MIGRASYL

News on migration and asylum from around the region - Nouvelles de la région sur les questions de migration et d'asile

Friday, January 16, 2015

[UK] The Guardian: I want to give asylum seekers in Britain the chance to tell their own story

14 January 2015

Asylum seekers are rarely presented as individuals with names, lives, skills and histories - they are simply vilified as we become increasingly insular and suspicious
An asylum seeker, a student in one of my classes, told me he was destitute, living on a bench in the shadow of St Paul’s cathedral. One night, he said, he was defecating into a plastic bag when he spotted, close by, a young police officer smoking dope in the shadows. He finished defecating, tied the bag up, pulled up his trousers and emerged, startling the officer, who immediately cuffed him. Eventually, they did a deal: my student wouldn’t be arrested for sleeping rough on church ground, and he wouldn’t shop the officer for smoking a joint.
I’ve been doing outreach work with asylum seekers and refugees since 2012. In their humour and nuance, the testimonies I hear are a far cry from the stereotypes that are usually peddled in the media: that of unnamed, voiceless people dying in boats, criminal gangs, parasites leeching off the state, victims being sexually abused in UK detention centres.

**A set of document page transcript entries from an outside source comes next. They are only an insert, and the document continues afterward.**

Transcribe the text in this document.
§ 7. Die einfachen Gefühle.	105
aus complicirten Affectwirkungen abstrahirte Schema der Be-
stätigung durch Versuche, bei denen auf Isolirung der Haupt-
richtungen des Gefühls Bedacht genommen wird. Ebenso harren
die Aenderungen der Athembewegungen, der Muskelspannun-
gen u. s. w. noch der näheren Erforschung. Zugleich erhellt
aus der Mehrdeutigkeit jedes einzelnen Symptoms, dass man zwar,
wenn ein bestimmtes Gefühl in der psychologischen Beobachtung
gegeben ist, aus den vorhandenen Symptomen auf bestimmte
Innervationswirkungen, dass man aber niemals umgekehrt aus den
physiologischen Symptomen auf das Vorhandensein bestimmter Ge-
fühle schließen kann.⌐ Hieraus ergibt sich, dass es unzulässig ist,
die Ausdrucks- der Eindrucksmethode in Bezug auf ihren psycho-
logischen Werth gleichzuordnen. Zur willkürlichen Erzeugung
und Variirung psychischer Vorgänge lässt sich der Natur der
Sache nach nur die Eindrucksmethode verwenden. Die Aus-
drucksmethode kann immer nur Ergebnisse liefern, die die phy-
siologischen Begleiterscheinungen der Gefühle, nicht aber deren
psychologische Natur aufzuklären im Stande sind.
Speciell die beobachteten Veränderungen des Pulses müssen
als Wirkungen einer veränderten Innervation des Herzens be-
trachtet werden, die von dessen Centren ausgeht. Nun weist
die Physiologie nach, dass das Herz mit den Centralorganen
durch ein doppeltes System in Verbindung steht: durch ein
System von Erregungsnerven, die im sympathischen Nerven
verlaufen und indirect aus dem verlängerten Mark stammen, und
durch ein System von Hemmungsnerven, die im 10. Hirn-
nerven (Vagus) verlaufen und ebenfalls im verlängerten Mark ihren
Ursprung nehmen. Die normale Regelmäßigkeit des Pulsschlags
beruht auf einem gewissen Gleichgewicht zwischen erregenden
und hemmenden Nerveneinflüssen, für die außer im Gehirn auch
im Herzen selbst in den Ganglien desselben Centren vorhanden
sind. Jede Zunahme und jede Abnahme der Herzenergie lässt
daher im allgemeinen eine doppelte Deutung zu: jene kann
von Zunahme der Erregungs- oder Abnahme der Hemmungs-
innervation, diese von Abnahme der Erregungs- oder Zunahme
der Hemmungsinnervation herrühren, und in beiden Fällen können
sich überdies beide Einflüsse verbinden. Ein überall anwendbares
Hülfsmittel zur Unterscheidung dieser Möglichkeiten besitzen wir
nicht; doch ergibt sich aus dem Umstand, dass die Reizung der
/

It is as though the asylum narrative only begins when they arrive, and there is a strange and inhumane absence of interest in what they survived before.
I wanted to hear from those very people who are most talked about, either with pity or with loathing, but who are given the least opportunity to speak themselves. My groups, people who came to my classes to improve their written English, included asylum seekers, from Iran and Syria to Sierra Leone, Congo and Uganda. What they told me was not just harrowing – like the woman who had been raped by rebels and consequently rejected by her husband and ostracised by her community – but also often hilarious – and always humbling. These people have survived war, violence, political persecution, exile and extreme poverty but are treated as invisible here, as less than human.